Before 2011, patients with advanced or metastatic melanoma had a particularly poor long-term prognosis. Since traditional treatments failed to confer a survival benefit, patients were preferentially entered into clinical trials of investigational agents. A greater understanding of the epidemiology and biology of disease has underpinned the development of newer therapies, including six agents that have been approved in the EU, US and/or Japan: a cytotoxic T-lymphocyte antigen-4 inhibitor (ipilimumab), two programmed cell death-1 receptor inhibitors (nivolumab and pembrolizumab), two BRAF inhibitors (vemurafenib and dabrafenib) and a MEK inhibitor (trametinib). The availability of these treatments has greatly improved the outlook for patients with advanced melanoma; however, a major consideration for physicians is now to determine how best to integrate these agents into clinical practice. Therapeutic decisions are complicated by the need to consider patient and disease characteristics, and individual treatment goals, alongside the different efficacy and safety profiles of agents with varying mechanisms of action.

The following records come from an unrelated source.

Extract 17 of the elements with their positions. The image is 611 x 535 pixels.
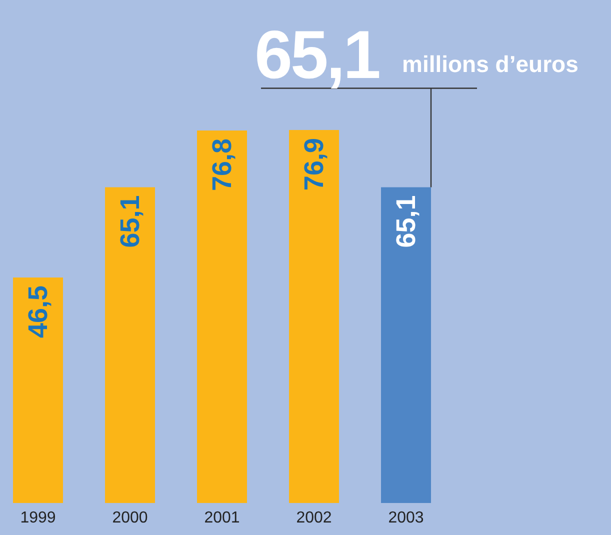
data-label: 46,5	[23, 285, 53, 338]
annotation: 65,1	[254, 17, 380, 94]
x-tick-label: 2000	[112, 509, 148, 526]
x-tick-label: 2002	[296, 509, 332, 526]
x-tick-label: 2001	[204, 509, 240, 526]
x-tick-label: 2003	[388, 509, 424, 526]
bar	[197, 130, 247, 503]
data-label: 65,1	[115, 195, 145, 248]
bar	[13, 277, 63, 503]
bar	[289, 130, 339, 503]
x-tick-label: 1999	[20, 509, 56, 526]
data-label: 65,1	[391, 195, 421, 248]
bar	[105, 187, 155, 503]
data-label: 76,8	[207, 138, 237, 192]
data-label: 76,9	[299, 138, 329, 191]
text: millions d’euros	[402, 51, 578, 78]
bar	[381, 187, 431, 503]
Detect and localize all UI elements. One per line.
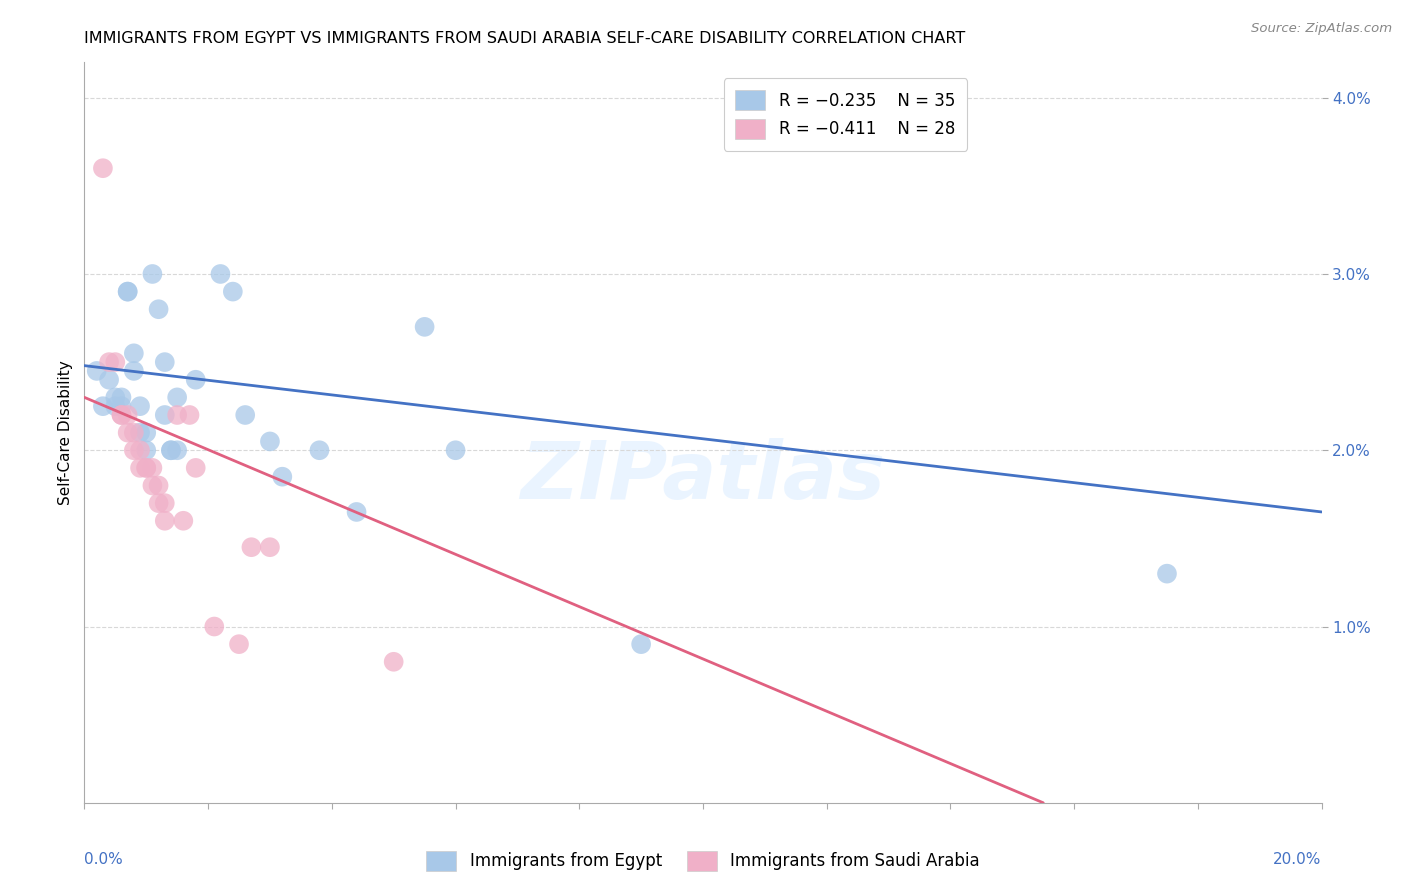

Long-term survival, an outcome largely out of reach with traditional systemic therapies, is now a realistic goal, creating the additional need to re-establish how clinical benefit is evaluated. In this review we summarise the current treatment landscape in advanced melanoma and discuss the promise of agents still in development. We also speculate on the future of melanoma treatment and discuss how combination and sequencing approaches may be used to optimise patient care in the future.